The term machismo itself has been conceived and defined in various ways (Brandes 1988; Gilmore 1990; Gilmore and Gilmore 1979; Guttman 1996; Lancaster 1992; Mirandé 1997). Indeed, Guttmann (1996) has attempted to deconstruct the whole concept by denying it a unitary meaning. While his position has much to recommend it my own research and that of others point to the existence of a bundle of cross-cultural practices that can be studied as a form of "hypermasculinity" (Gilmore and Gilmore 1979) or machismo. But let us be clear: There is no such thing as a static or single-minded form of machismo. Moreover, like all other forms of social life, it is daily constructed and contested. Nor can it ever subsume the whole of a man's thought and action: it is possible to be a buen hombre and still lapse into machismo. Thus, like Guttmann's neighbors, the men who collaborated with me in this study individually and collectively displayed a complex, sometimes contradictory array of cultural practices that both endorsed and undermined the premises of machismo-an overweening sense of virility and phallic potency, sexual aggression, the degradation of women and a particular style of discourse.
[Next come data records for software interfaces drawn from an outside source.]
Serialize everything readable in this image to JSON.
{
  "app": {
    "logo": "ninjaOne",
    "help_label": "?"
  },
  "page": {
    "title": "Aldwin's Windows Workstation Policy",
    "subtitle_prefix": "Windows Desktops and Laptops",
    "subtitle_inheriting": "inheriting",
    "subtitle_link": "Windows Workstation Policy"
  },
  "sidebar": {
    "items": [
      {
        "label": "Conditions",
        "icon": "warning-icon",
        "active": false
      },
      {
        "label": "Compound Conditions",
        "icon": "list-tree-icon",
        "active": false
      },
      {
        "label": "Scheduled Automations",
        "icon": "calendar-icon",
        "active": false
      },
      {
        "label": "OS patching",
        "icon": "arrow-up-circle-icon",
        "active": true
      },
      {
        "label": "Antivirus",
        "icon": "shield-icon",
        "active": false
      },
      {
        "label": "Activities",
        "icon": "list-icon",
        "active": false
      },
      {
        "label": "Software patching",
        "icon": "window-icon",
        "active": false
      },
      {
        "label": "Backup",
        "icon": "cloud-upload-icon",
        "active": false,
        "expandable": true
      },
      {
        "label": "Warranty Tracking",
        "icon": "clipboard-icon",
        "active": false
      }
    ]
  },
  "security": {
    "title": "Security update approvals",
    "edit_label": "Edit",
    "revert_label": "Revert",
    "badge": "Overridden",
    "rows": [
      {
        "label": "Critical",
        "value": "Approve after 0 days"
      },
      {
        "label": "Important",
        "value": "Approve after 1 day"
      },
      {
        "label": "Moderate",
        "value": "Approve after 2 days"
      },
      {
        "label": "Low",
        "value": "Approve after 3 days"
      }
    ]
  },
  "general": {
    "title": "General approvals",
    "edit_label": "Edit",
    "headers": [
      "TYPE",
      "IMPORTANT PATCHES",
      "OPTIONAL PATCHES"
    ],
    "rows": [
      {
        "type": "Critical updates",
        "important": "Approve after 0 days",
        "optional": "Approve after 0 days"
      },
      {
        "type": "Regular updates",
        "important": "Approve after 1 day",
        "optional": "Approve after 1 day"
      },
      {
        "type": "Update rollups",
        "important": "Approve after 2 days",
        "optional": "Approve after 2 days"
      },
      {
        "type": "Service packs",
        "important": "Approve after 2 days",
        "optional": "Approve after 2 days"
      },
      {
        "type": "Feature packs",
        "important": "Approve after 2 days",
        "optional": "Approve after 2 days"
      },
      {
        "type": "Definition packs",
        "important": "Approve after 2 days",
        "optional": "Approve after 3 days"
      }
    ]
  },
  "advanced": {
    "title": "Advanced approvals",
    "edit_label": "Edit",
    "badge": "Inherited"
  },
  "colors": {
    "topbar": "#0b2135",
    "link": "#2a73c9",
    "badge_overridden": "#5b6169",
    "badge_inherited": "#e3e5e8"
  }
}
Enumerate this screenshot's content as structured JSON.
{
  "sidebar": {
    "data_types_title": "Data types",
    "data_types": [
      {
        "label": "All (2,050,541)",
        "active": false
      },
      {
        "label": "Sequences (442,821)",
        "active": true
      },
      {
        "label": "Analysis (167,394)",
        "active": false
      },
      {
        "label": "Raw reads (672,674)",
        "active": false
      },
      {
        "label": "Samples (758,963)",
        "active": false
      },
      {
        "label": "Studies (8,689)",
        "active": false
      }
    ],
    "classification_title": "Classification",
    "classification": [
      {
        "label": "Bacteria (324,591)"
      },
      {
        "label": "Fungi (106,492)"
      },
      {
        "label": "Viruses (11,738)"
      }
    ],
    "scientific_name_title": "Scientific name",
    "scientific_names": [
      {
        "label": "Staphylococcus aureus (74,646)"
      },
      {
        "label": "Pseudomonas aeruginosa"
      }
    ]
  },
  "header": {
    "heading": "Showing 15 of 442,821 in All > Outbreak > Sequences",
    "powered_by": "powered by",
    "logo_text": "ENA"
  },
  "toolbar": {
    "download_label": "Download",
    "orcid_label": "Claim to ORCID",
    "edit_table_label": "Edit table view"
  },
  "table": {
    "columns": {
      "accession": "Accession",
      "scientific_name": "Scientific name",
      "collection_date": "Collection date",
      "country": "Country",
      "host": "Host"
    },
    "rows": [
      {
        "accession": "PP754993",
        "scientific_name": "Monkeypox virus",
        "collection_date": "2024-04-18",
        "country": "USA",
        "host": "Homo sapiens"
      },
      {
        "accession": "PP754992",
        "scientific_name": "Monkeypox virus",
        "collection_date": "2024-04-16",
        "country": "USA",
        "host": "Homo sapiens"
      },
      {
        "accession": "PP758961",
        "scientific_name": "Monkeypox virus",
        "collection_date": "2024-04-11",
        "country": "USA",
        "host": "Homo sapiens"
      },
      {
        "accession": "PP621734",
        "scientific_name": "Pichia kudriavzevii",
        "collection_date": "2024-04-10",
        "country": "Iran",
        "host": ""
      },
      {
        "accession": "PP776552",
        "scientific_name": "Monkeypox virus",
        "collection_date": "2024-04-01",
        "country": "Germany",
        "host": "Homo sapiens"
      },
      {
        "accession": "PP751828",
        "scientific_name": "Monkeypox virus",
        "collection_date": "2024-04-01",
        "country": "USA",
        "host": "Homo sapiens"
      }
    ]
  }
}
As a mode of communication, then, machismo exists. Guttman may argue that it is not a "system of generally agreed-upon gender meanings and experiences" (1996:14), but, contrary to his assertion, as a bundle of communicative practices machismo does come close to being a coherent set of sexist ideas. Or, to quote Connell, the social construction of machismo is a "systematic process" (1995:38; emphasis mine). Most important, in the orchards where I conducted the research for this paper (see below), the discourse of machismo served as a kind of template undergirding a gendered style of cultural performance that I call the folklore of machismo. As we shall see, the semiotic thrust of this cultural performance is best captured by the uncluttered definition of machismo offered by Margaret and David Gilmore (1979:281)-a "male behavioral pattern involving culturally-sanctioned displays of hypermasculinity in senses of both sexual and physical aggressiveness."
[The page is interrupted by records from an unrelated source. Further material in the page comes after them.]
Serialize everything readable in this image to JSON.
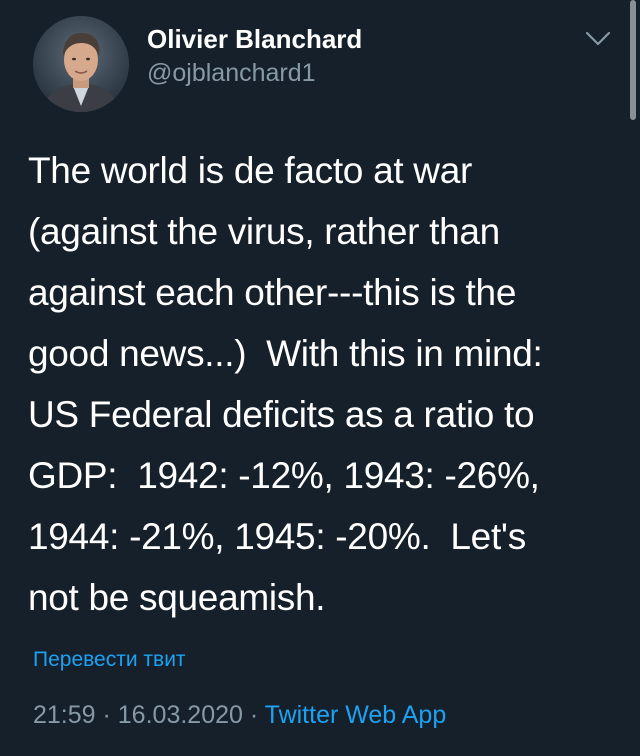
{
  "author": {
    "name": "Olivier Blanchard",
    "handle": "@ojblanchard1"
  },
  "tweet": {
    "text": "The world is de facto at war\n(against the virus, rather than\nagainst each other---this is the\ngood news...)  With this in mind:\nUS Federal deficits as a ratio to\nGDP:  1942: -12%, 1943: -26%,\n1944: -21%, 1945: -20%.  Let's\nnot be squeamish."
  },
  "translate_label": "Перевести твит",
  "meta": {
    "time": "21:59",
    "separator": " · ",
    "date": "16.03.2020",
    "source": "Twitter Web App"
  },
  "icons": {
    "menu": "chevron-down-icon",
    "avatar": "profile-photo"
  },
  "colors": {
    "background": "#15202b",
    "text": "#ffffff",
    "secondary_text": "#8899a6",
    "link": "#1da1f2"
  }
}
INTRODUCTION: WRITING IN A POLYPHONIC VOICE

This paper scrutinizes some of the manifestations of phallo-centric Mexican machismo, as it was enacted in the folklore and other expressive practices of a group of male workers on a large farm near Fresno, a city of half-a-million inhabitants located in the agriculturally rich San Joaquin Valley of Central California. These workers collaborated with me in fieldwork research I carried out between 1986 and 1992, with briefer forays in 1996 and 2000. Following earlier precedence (Pena 1991), I shall call the fieldwork site S & J Growers. By the year 2000, over five-hundred workers were employed on this five-thousand-acre farm during the peak summer harvest. I divided my time among four cuadrillas, or crews-each averaging about twenty-five men. Until the early '90s, most of the men had worked the summer harvest at S & J growers for years, and some worked there the year round. The majority were undocumented until 1987, when they began to acquire legal status through the Immigration Reform and Control Act, passed by Congress in 1986.